The renovation of the new space came along fairly quickly, Townsend said.
“John (Lechleiter) came in and toured with our students and decided he wanted to help us grow,” Townsend said.
“He and his wife and their foundation were generous enough to fund this, which is incredible. We are eternally grateful to them for allowing us to make our dreams a reality.”
Townsend described Eagle Manufacturing’s dreams to be providing a way for students at the high school level to be put into real-world learning and work environments, where they can develop and implement employability skills.
“Those employability skills — things like problem solving, positive attitude, work ethic, going above and beyond, all of those things that any employer is dying to have in their employees — are the things that Eagle Manufacturing was created to help develop in our students,” Townsend said.
“The program literally exists for that reason — for kids to have an environment that they can learn and build those skills in, because its hard to ‘teach’ those skills — you can’t tell somebody to have a good work ethic, you can’t tell somebody to have a positive attitude — you have to put them in an environment where they can recognize a scenario, they can recognize certain things and implement them, actually do them in the real-world.”
Looking forward, Townsend said the program now has the space to get more students involved, which was one of the biggest goals of the expansion in the first place.
He added that students have to create and submit resumes, then go through an interview process to join Eagle Manufacturing.
“Yes, we are a student-run business,” Townsend said.
“Yes, our jobs are ‘profitable.’ But, all of that income that comes from those jobs, outside our costs — materials costs, maintenance and upkeep, and new equipment and all that — everything outside of that is reinvested back into Eagle Manufacturing, to provide more opportunities to our students.”

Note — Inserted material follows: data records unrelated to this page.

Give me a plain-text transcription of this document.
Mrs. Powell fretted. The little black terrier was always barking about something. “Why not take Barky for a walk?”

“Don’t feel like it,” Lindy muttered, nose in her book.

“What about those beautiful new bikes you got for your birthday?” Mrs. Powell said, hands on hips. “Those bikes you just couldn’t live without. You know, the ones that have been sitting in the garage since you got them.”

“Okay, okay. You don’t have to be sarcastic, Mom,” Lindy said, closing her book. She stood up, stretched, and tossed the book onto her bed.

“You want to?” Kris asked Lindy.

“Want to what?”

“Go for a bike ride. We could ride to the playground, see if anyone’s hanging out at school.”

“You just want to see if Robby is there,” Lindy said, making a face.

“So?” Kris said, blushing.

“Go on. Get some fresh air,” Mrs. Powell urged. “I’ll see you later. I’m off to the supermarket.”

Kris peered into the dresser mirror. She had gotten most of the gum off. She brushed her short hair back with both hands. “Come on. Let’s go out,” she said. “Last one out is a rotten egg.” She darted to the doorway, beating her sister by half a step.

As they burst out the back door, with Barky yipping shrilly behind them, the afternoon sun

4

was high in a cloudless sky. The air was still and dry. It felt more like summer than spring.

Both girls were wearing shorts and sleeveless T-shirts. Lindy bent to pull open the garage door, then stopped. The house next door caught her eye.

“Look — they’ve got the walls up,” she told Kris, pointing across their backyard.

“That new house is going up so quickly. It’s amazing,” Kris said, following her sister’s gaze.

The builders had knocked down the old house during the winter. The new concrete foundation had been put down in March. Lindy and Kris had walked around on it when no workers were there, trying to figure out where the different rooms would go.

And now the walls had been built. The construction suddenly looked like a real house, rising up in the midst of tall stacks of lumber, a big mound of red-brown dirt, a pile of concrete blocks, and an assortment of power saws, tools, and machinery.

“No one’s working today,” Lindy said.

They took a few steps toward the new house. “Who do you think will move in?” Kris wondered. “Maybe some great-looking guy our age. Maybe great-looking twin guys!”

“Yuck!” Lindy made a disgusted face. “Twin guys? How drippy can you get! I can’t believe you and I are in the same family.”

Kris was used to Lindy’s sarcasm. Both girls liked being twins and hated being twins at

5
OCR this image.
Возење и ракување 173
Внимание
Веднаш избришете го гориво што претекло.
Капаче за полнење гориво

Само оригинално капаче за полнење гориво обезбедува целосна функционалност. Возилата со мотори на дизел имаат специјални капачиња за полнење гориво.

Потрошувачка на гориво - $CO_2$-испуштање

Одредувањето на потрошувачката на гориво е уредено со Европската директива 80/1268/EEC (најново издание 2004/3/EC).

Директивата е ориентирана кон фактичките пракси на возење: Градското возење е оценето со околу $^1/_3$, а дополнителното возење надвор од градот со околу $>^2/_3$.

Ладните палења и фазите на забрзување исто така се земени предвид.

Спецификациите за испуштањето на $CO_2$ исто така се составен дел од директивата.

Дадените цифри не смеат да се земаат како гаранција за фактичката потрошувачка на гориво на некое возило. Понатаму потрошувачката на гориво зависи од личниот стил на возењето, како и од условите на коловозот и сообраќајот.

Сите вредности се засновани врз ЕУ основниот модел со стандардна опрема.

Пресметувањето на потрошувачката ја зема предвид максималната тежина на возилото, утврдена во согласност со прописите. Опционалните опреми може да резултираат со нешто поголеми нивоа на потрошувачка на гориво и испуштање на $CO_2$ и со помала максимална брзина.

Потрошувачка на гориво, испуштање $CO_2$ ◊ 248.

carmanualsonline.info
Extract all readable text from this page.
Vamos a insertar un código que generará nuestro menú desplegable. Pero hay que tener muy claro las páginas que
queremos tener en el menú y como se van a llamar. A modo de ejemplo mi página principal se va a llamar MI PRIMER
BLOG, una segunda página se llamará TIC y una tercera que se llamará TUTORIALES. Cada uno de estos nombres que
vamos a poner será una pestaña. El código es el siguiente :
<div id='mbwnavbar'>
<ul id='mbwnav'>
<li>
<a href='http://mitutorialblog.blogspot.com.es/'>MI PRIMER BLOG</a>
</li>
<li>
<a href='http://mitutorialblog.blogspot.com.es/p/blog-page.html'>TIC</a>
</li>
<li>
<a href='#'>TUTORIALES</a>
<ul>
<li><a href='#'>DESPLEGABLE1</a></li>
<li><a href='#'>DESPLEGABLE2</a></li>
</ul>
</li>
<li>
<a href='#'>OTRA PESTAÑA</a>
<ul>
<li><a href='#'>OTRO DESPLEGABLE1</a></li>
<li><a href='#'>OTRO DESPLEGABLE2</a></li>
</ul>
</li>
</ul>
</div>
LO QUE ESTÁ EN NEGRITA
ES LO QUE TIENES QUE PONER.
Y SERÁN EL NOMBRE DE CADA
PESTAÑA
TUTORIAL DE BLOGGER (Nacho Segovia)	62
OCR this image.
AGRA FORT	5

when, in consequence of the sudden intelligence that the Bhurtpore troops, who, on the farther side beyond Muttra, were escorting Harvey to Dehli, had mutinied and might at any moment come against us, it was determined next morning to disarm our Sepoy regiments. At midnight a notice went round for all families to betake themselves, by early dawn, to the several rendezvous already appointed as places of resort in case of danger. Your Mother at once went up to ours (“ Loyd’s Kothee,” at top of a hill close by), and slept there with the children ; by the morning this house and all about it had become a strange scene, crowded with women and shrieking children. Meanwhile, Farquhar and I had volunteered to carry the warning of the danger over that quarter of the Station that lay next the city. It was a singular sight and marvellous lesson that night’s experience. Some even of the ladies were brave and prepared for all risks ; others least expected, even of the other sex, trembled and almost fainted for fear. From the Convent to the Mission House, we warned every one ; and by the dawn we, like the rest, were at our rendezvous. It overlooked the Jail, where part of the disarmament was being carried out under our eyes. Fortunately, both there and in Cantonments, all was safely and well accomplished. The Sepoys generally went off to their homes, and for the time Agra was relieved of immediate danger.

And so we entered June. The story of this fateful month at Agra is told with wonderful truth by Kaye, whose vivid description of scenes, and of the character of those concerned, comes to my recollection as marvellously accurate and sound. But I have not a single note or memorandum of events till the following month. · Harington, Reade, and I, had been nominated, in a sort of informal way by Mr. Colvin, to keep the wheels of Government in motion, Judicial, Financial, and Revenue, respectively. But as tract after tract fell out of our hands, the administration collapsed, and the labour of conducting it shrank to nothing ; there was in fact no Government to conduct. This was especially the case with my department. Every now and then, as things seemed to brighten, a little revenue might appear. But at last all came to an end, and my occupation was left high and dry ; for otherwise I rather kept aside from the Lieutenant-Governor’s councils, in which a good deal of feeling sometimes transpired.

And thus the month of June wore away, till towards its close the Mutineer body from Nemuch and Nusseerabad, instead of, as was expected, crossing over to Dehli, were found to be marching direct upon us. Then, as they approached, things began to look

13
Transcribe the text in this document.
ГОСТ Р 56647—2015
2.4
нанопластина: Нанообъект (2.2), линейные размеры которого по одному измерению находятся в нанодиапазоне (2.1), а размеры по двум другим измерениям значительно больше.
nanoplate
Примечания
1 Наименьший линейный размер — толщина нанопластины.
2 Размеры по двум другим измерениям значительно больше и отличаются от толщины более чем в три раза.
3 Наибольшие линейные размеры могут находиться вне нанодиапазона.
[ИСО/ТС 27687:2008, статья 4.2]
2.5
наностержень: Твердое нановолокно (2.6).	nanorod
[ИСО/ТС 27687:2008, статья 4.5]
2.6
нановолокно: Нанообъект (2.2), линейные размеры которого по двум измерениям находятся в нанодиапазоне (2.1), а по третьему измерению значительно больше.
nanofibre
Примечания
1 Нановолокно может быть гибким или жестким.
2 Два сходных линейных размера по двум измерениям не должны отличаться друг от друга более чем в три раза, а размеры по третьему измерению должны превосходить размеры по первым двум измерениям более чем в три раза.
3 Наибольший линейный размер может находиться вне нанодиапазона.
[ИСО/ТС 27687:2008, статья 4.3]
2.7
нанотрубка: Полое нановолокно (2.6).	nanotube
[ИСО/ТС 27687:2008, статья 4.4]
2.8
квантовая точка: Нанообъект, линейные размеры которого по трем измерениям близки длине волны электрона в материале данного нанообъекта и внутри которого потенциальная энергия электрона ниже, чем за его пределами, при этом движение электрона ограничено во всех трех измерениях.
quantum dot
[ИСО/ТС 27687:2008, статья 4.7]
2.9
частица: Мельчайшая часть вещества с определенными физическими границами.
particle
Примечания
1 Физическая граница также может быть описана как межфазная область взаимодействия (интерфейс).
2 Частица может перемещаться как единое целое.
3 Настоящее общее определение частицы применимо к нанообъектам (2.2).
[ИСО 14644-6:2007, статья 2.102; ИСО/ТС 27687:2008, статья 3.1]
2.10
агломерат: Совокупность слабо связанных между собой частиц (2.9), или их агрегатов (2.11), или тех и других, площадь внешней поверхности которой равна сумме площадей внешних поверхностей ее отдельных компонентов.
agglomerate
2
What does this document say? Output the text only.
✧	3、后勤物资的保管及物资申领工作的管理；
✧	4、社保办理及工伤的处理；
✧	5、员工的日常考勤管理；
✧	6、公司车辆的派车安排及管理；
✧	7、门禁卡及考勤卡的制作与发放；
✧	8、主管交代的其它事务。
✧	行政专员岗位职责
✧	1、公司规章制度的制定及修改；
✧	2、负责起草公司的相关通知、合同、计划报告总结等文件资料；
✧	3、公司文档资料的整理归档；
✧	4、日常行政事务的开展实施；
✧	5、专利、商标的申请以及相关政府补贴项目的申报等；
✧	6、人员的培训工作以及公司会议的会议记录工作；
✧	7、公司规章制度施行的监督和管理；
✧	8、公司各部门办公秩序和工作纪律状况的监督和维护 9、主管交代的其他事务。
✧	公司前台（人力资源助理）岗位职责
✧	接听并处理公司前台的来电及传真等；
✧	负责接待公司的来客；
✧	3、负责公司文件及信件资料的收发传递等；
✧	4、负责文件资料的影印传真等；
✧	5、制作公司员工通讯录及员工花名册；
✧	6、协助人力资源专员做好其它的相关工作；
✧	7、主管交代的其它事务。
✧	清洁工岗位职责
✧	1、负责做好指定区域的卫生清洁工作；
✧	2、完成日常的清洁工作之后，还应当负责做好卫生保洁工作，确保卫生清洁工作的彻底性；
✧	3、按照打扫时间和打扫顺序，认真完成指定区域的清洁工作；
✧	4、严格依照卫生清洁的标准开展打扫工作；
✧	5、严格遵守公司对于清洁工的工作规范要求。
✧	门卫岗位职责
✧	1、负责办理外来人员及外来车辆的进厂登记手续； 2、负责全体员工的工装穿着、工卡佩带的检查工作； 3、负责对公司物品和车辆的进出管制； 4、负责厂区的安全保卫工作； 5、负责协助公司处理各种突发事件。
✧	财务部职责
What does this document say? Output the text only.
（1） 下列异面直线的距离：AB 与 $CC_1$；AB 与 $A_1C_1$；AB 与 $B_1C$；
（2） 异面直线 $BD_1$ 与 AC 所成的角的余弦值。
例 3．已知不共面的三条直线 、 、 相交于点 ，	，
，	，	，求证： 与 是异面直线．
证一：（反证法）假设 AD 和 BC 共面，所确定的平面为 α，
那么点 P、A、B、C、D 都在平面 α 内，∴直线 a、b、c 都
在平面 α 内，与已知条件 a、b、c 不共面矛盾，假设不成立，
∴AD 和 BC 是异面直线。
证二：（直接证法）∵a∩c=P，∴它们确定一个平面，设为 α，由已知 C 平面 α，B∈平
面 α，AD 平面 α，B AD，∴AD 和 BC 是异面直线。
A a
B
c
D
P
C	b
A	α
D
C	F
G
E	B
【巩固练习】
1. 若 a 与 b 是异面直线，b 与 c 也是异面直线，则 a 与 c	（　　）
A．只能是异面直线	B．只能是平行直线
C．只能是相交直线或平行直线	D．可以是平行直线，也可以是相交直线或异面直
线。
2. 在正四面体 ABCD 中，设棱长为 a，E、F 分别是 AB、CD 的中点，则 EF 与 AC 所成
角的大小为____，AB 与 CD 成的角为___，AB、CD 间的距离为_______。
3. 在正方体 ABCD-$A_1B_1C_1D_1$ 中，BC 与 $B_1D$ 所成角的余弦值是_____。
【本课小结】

Those opportunities include bring students to conferences across the country, where they represent the school, the business and their clients. A few recent conference locations include Chicago and San Antonio.
Townsend added that since Eagle Manufacturing is a real business, dealing with real customers and real money there are stakes involved. Those stakes are also a valuable learning opportunity to prepare students for whatever career they chose.
“If they scrap 300 shirts, we have to eat that cost,” he said.
“We go through and have to discuss the ramifications of that and what impacts that has. There are real stakes, and they have to work with others to solve those problems and figure out what caused them.”
Townsend summarized the purpose of Eagle Manufacturing as a way to give Brown County students a leg up.
“A leg up, so when they graduate, they are far away and beyond the vast majority of their peers,” he said.
“No matter what career, no matter what path they take after high school, the skills they are going to learn and develop in Eagle Manufacturing are going to apply no matter what they do.”